What is XIRR in mutual funds?
XIRR stands for Extended Internal Rate of Return. It is a method used to calculate the actual annual return earned on mutual fund investments when money is invested or withdrawn on different dates. It is especially useful for SIP investments, where you invest every month instead of one lump sum.
You invest ₹5,000 every month in a mutual fund through SIP. In SIP, every installment is invested on a different date. So normal return calculation is not accurate. XIRR considers the date of each investment and gives a better result.
Mutual Funds offer 40%, 50% return but why XIRR shows only 10% return? What is the Real Return?
The real return for you should be considered as XIRR. XIRR is the most accurate and real return.

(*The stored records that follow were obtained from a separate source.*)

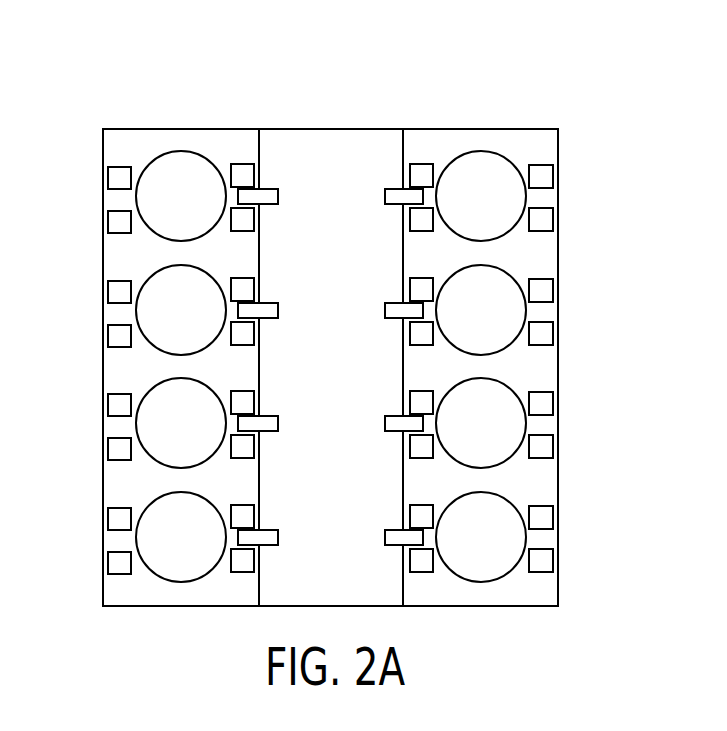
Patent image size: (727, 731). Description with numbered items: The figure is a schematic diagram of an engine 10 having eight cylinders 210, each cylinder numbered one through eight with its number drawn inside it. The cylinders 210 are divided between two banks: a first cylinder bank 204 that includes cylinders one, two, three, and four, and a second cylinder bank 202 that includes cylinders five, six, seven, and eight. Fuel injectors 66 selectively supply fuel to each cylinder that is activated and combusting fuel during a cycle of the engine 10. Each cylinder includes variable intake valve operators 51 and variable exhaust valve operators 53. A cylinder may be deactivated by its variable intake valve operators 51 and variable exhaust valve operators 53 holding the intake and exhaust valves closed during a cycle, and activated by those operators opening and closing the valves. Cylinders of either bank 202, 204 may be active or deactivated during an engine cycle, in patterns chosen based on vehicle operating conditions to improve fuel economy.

The engine 10 is at (410, 48).
The second cylinder bank 202 is at (165, 76).
The first cylinder bank 204 is at (515, 83).
The cylinders 210 is at (333, 366).
The variable intake valve operators 51 is at (332, 366).
The variable exhaust valve operators 53 is at (336, 359).
The fuel injectors 66 is at (330, 375).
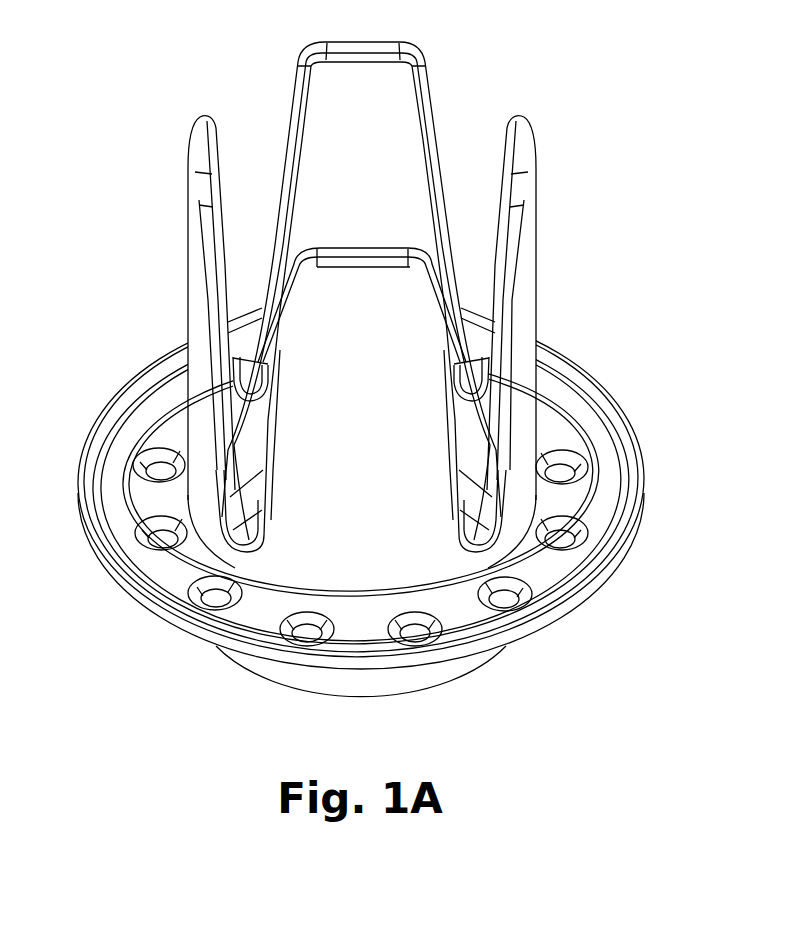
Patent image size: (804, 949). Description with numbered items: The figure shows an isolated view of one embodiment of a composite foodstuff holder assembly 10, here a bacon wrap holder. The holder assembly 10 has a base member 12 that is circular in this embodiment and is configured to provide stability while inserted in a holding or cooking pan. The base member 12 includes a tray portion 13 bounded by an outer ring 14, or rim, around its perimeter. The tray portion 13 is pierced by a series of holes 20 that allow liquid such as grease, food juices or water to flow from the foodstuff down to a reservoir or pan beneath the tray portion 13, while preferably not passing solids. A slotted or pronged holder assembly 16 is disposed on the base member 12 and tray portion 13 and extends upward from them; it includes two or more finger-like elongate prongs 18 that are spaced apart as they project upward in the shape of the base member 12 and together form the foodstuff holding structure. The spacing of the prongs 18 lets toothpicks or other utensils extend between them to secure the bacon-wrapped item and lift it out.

The composite foodstuff holder assembly 10 is at (379, 395).
The base member 12 is at (460, 668).
The tray portion 13 is at (590, 493).
The outer ring 14 is at (597, 423).
The slotted or pronged holder assembly 16 is at (180, 224).
The elongate prongs 18 is at (401, 89).
The holes 20 is at (137, 530).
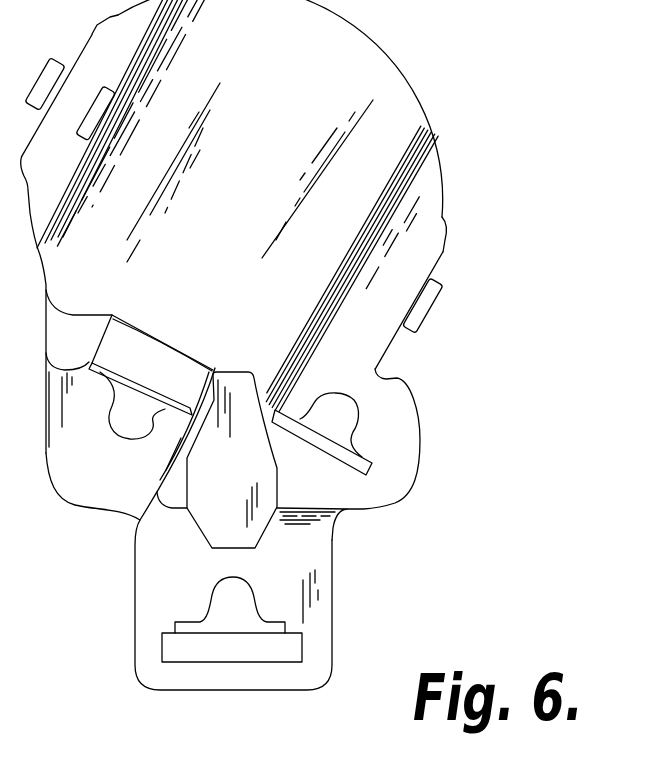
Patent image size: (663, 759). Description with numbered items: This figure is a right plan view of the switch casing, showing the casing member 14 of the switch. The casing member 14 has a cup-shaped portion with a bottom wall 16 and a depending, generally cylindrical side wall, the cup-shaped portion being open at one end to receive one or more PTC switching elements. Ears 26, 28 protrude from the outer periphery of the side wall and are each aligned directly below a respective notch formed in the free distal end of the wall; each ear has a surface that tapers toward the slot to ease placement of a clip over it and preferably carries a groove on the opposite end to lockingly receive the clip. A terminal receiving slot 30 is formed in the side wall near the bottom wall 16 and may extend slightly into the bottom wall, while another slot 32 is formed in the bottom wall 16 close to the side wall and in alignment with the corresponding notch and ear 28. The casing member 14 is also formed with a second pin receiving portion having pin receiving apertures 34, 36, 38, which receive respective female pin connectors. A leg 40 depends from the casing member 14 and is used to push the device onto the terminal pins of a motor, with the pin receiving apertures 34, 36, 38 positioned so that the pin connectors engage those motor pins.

The 50% or 40% return shown in mutual funds usually represents the overall performance of the fund over a certain period, such as 1 year, 3 years, or since launch.
However, XIRR is different because it shows your actual personal return based on when and how you invested your money. It is mainly useful for SIP investors, where money is invested on different dates every month. In simple words, the return shown by the mutual fund is the fund’s performance, while XIRR is your own real return from that fund.
So, you should not be swayed by 40% or 50% returns; check the real XIRR to find the actual return.

In the image above, you can see that the 1-year return of mutual funds is very high, but the actual XIRR is much less than the return shown. Now, let’s understand more clearly.

The image above shows a person’s mutual fund portfolio. The returns are 16.75%, but the actual XIRR is 8.42%. This means that the person got actual returns of only 8.42%. So, XIRR is the real return that you get on investment in mutual funds.